Caron : parfumeur anticonformiste

Greg JACOMET
17/3/2016
Caron : parfumeur anticonformiste

La gamme des masculins de Caron dans leurs flacons historiques.

Pour tout lecteur régulier de PG, cet article n’est pas une surprise : nous aimons la maison Caron. Nous avons écrit par le passé sur le légendaire Pour un Homme à l’occasion du 80ème anniversaire du parfum, sur l’injustement mésestimé L’Anarchiste, ainsi que sur le dernier parfum pour homme en date de la maison, l’aérien Yuzu.

Par souci d’exhaustivité et par amour pour l’une des seules maisons de Haute Parfumerie française ayant survécu à la transformation en profondeur du marché à l’oeuvre depuis ces cinquantes dernières années, il est temps de couvrir les deux derniers parfums de la gamme homme manquants au tableau : le surprenant 3ème Homme et l’impitoyable Yatagan.

LE 3ÈME HOMME

Le troisième homme de Caron

Le 3ème Homme, ainsi baptisé en référence au film d’Orson Welles est, sans grande surprise, le troisième parfum de la gamme masculine de Caron, sorti en 1985.

Faire une liste complète des notes présentes dans le 3ème Homme serait un exercice d’une grande futilité : nous sommes ici en présence d’un jus d’une relative linéarité. Comprenez par là que si vous appréciez l’ouverture du parfum, vous en apprécierez la totalité. Les accords y sont, en effet, particulièrement homogènes et consistants. On y trouve des notes florales, pointant vers le géranium peut-être, des effluves de bergamote et d’estragon et pourquoi pas une ombre de vétiver.

Il s’agit d’une fragrance d’une belle androgynie, très légèrement poudrée. Surprenant, en effet, lorsque l’on considère le climat de l’industrie des cosmétiques à l’époque de la sortie du 3ème Homme : alors que beaucoup de parfums masculins nous envoyaient, à l’époque, une grosse tartine de notes bien lourdes en pleine figure, le 3ème Homme ne donne pas dans le stéréotype ultra-masculin si propre à la période.
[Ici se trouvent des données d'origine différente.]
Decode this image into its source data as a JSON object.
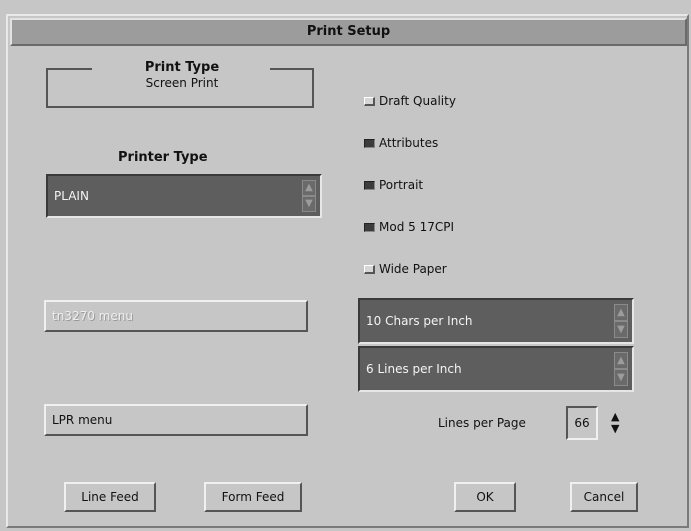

C’est, à mon sens, un parfum de soirée – une fragrance délicate et élégante, légèrement gourmande, qui ne fait surtout pas dans le spectaculaire. Il s’agit tout simplement d’une vraie belle création, complexe, d’un équilibre rare, très agréable et qui dure longtemps sans saturer l’air ambiant de particules fines.

Pour qui cherche un parfum linéaire, plaisant, original mais sans excentricité, le 3ème Homme de Caron reste, aujourd’hui encore, une valeur sûre.

YATAGAN

Yatagan de Caron

Yatagan est une sacrée bête à dompter.

À mille lieues du docile 3ème Homme, Yatagan, qui fait référence au sabre Turc du même nom, est un oriental pour homme boisé, musqué et dénué de toute interférence florale.

Le jus, par sa couleur, donne immédiatement le ton : nous avons affaire ici à du cuir liquide. Et quoiqu’il soit, bien entendu, impossible de distiller du cuir, Yatagan est sans aucun doute la fragrance qui s’approcherait le plus de cette idée.

On y trouve de l’armoise, du petigrain, du vétiver, du patchouli et des aiguilles de pin. Un parfum qui rappelle les steppes – sales et poussièreuses, mais verdoyantes et d’une certaine beauté sauvage à la fois. Rares sont les parfums si évocateurs !

Yatagan ne parlera évidemment pas à tout le monde. Sortie il y a aujourd’hui 40 ans (en 1976), la deuxième fragrance masculine de la maison Caron s’est imposée dans une niche qu’elle est probablement, encore aujourd’hui,  la seule à occuper : celle de l’oriental pour homme qui ne fait ni dans le miel ni dans l’ambre.

Dire que Yatagan est un parfum typé est un euphémisme.

Il s’agit donc, comme toujours mais sans doute plus que jamais, d’un parfum à vraiment essayer avant de l’adopter.

Mais en cas d’adoption, soyez prévenu : l’addiction est intense.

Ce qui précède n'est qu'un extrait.